Radiographic testing (RT)

The radiographic inspection method is used to identify internal defects in a variety of materials and configurations. A suitable radiographic film is placed behind the object to be examined (figure 4.7) and illuminated by a beam of x-rays or g-rays passing through it. The intensity of the x-ray or g-ray beam when passing through the object is changed depending on the internal structure of the object, and so after treatment, the captured film will appear a glossy image, known as a photo. product radiation. The film is then decoded to obtain information about defects within the product. This method is widely used for all kinds of products such as castings, forgings and welding.

Figure 4.7 – Layout for radiographic inspection.


Some advantages of radiographic inspection methods:

(1) This method can be used to test large-area materials in one go.

(2) This method is valid for all materials.

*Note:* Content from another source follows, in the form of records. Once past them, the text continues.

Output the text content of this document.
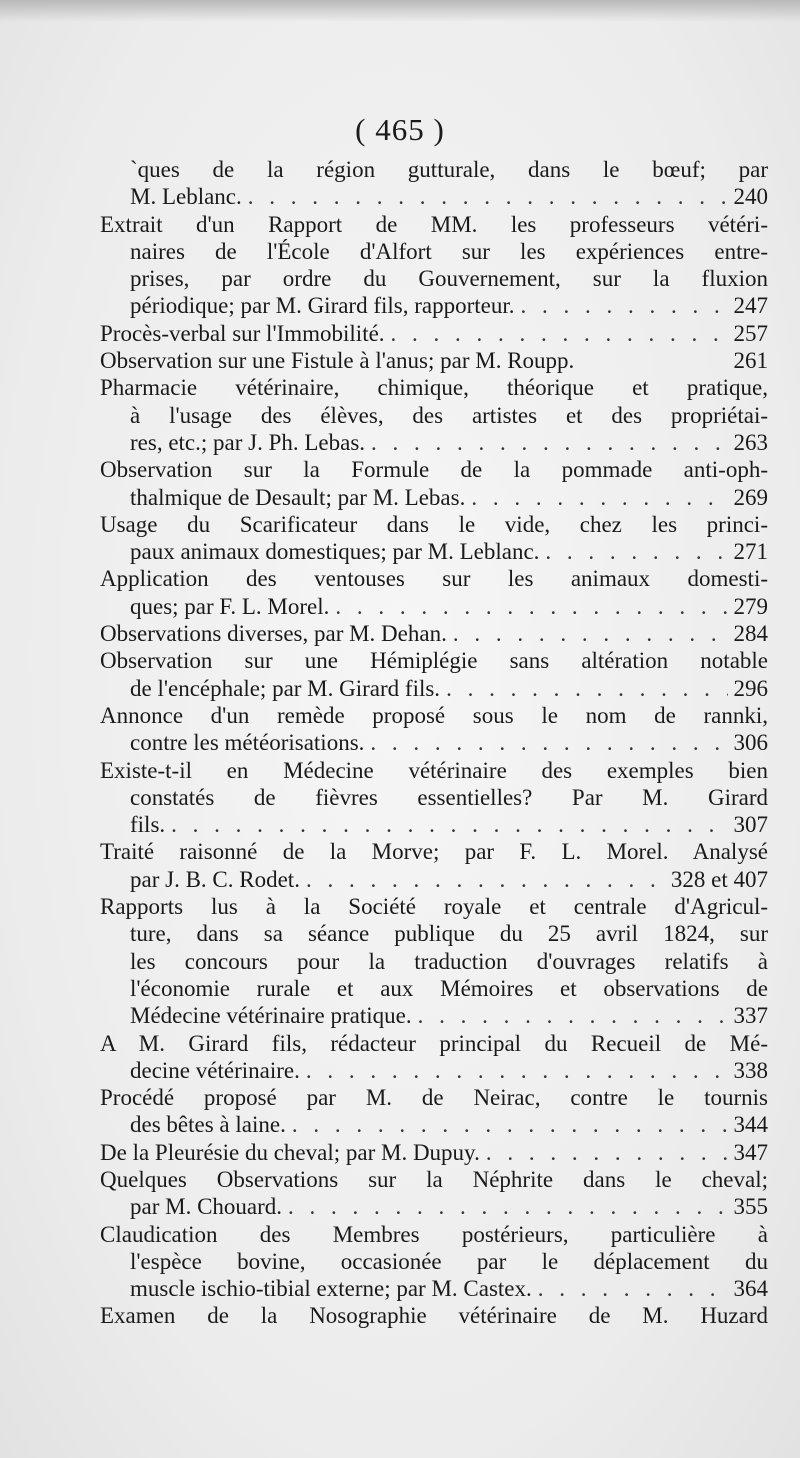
( 465 )
`ques de la région gutturale, dans le bœuf; par
M. Leblanc. . . .	240
Extrait d'un Rapport de MM. les professeurs vétéri-
naires de l'École d'Alfort sur les expériences entre-
prises, par ordre du Gouvernement, sur la fluxion
périodique; par M. Girard fils, rapporteur. . . .	247
Procès-verbal sur l'Immobilité. . . .	257
Observation sur une Fistule à l'anus; par M. Roupp.	261
Pharmacie vétérinaire, chimique, théorique et pratique,
à l'usage des élèves, des artistes et des propriétai-
res, etc.; par J. Ph. Lebas. . . .	263
Observation sur la Formule de la pommade anti-oph-
thalmique de Desault; par M. Lebas. . . .	269
Usage du Scarificateur dans le vide, chez les princi-
paux animaux domestiques; par M. Leblanc. . . .	271
Application des ventouses sur les animaux domesti-
ques; par F. L. Morel. . . .	279
Observations diverses, par M. Dehan. . . .	284
Observation sur une Hémiplégie sans altération notable
de l'encéphale; par M. Girard fils. . . .	296
Annonce d'un remède proposé sous le nom de rannki,
contre les météorisations. . . .	306
Existe-t-il en Médecine vétérinaire des exemples bien
constatés de fièvres essentielles? Par M. Girard
fils. . . .	307
Traité raisonné de la Morve; par F. L. Morel. Analysé
par J. B. C. Rodet. . . .	328 et 407
Rapports lus à la Société royale et centrale d'Agricul-
ture, dans sa séance publique du 25 avril 1824, sur
les concours pour la traduction d'ouvrages relatifs à
l'économie rurale et aux Mémoires et observations de
Médecine vétérinaire pratique. . . .	337
A M. Girard fils, rédacteur principal du Recueil de Mé-
decine vétérinaire. . . .	338
Procédé proposé par M. de Neirac, contre le tournis
des bêtes à laine. . . .	344
De la Pleurésie du cheval; par M. Dupuy. . . .	347
Quelques Observations sur la Néphrite dans le cheval;
par M. Chouard. . . .	355
Claudication des Membres postérieurs, particulière à
l'espèce bovine, occasionée par le déplacement du
muscle ischio-tibial externe; par M. Castex. . . .	364
Examen de la Nosographie vétérinaire de M. Huzard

(3) This method can be used to check for structural defects in materials, mis-assembly of parts, and misalignment.

(4) It gives long-term storage test results.

(5) There are facilities to check the quality of radiographs.

(6) The process of interpreting the film is done under very comfortable conditions.

Limitations of the radiographic inspection method:

(1) X-ray or g-ray beams are dangerous to human health.

(2) This method cannot detect flat defects easily.

(3) It is necessary to be able to contact both sides of the test object.

(4) Limited inspection thickness.

(5) There are positions in some details that cannot be captured due to the geometry.

(6) The test sensitivity decreases with the thickness of the test object.

(7) This method is expensive.

(8) This method is not easy to automate.

(9) The person performing this method should have extensive experience in interpreting images taken on film.